If you are using Mascot Distiller as a data import filter for Mascot Daemon, you need to enable this using the following procedure:
- Log into Windows as a user with Administrator privileges
- Type ‘cmd’ into the Windows search bar
- Right click over ‘Command Prompt’ and click ‘Run as Administrator’
- Navigate to the directory containing MascotDistiller.exe (by default this will be C:\Program Files\Matrix Science\Mascot Distiller)
- Run the following command:
MascotDistiller.exe -batch -daemonMGFIonMobilityParam 1
During quantitation, ion mobility filtering is automatically enabled for any search results with the precursor ion mobility values exported in the peak lists.
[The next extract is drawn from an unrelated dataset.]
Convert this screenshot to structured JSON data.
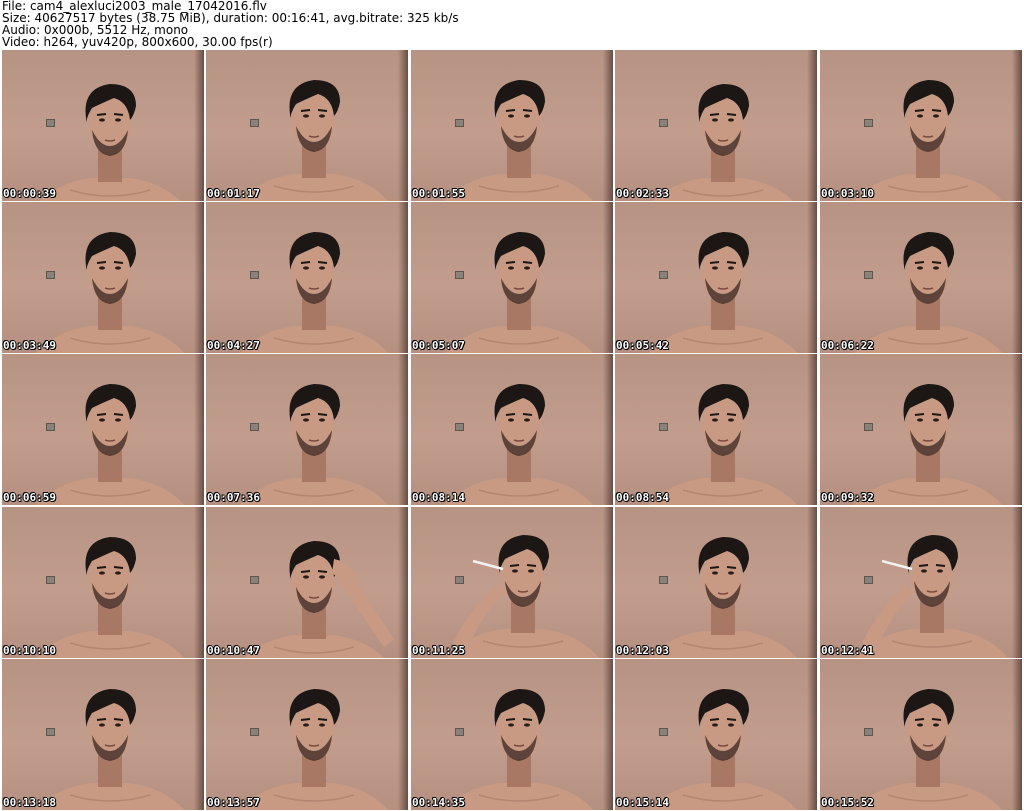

Example spiked in E.coli sample
This example uses four files representing two replicates from PRIDE project PXD010012. These are part of the dataset used in the original PASEF paper (Meier et al. Molecular & Cellular Proteomics 2018, 17(12), 2534-2545). The samples consist of a background of HeLa protein digest at a ratio of 1:1 with an E.coli protein digest spiked in. The authors reported the median ratio of E.coli spiked in proteins as 4.31.
The selected raw files were processed using Mascot Distiller using the default processing options for timsTOF data and searched twice using Mascot Server: once with precursor ion mobility values included in the peak lists, and once without.
All identified proteins in each search were then quantitated using Mascot Distiller and the peptide ratios normalised using the peptide matches to the 20 most intense identified human proteins. This gave two sets of results, one where precursor ion mobility filtering was used during quantitation, and one where it was not. Results are summarised in table 1 below:
| Ion mobility filtering disabled | Ion mobility filtering enabled | |
|---|---|---|
| Time taken (hours) | 36 | 10 |
| Median human protein ratioa,b | 0.979 | 1.017 |
| Number of human proteins quantifieda | 4458 | 4946 |
| Median E.coli protein ratioa,c | 4.21 | 4.30 |
| Number of E.coli proteins quantifiera | 718 | 821 |
| Median peptide fraction value | 0.487 | 0.686 |
| Median peptide correlation value | 0.912 | 0.959 |
| Median protein ratio sample size | 5 | 6 |
As you can see, using ion mobility filtering improves the results. Quantitation itself was significantly faster with filtering enabled, because with discrete ion mobility slices being taken, less data had to be processed. Median peptide fraction and correlation values also improved, showing the quality and signal to noise of the data are better with filtering enabled, allowing more peptide ratios to pass the quantitation quality thresholds. The median number of quantitated peptide sequences used to calculate the protein ratios increased from 5 to 6, and more proteins with at least distinct peptide sequences were quantified. The median protein ratios for both human and E.coli proteins are also slightly closer to the expected ratios.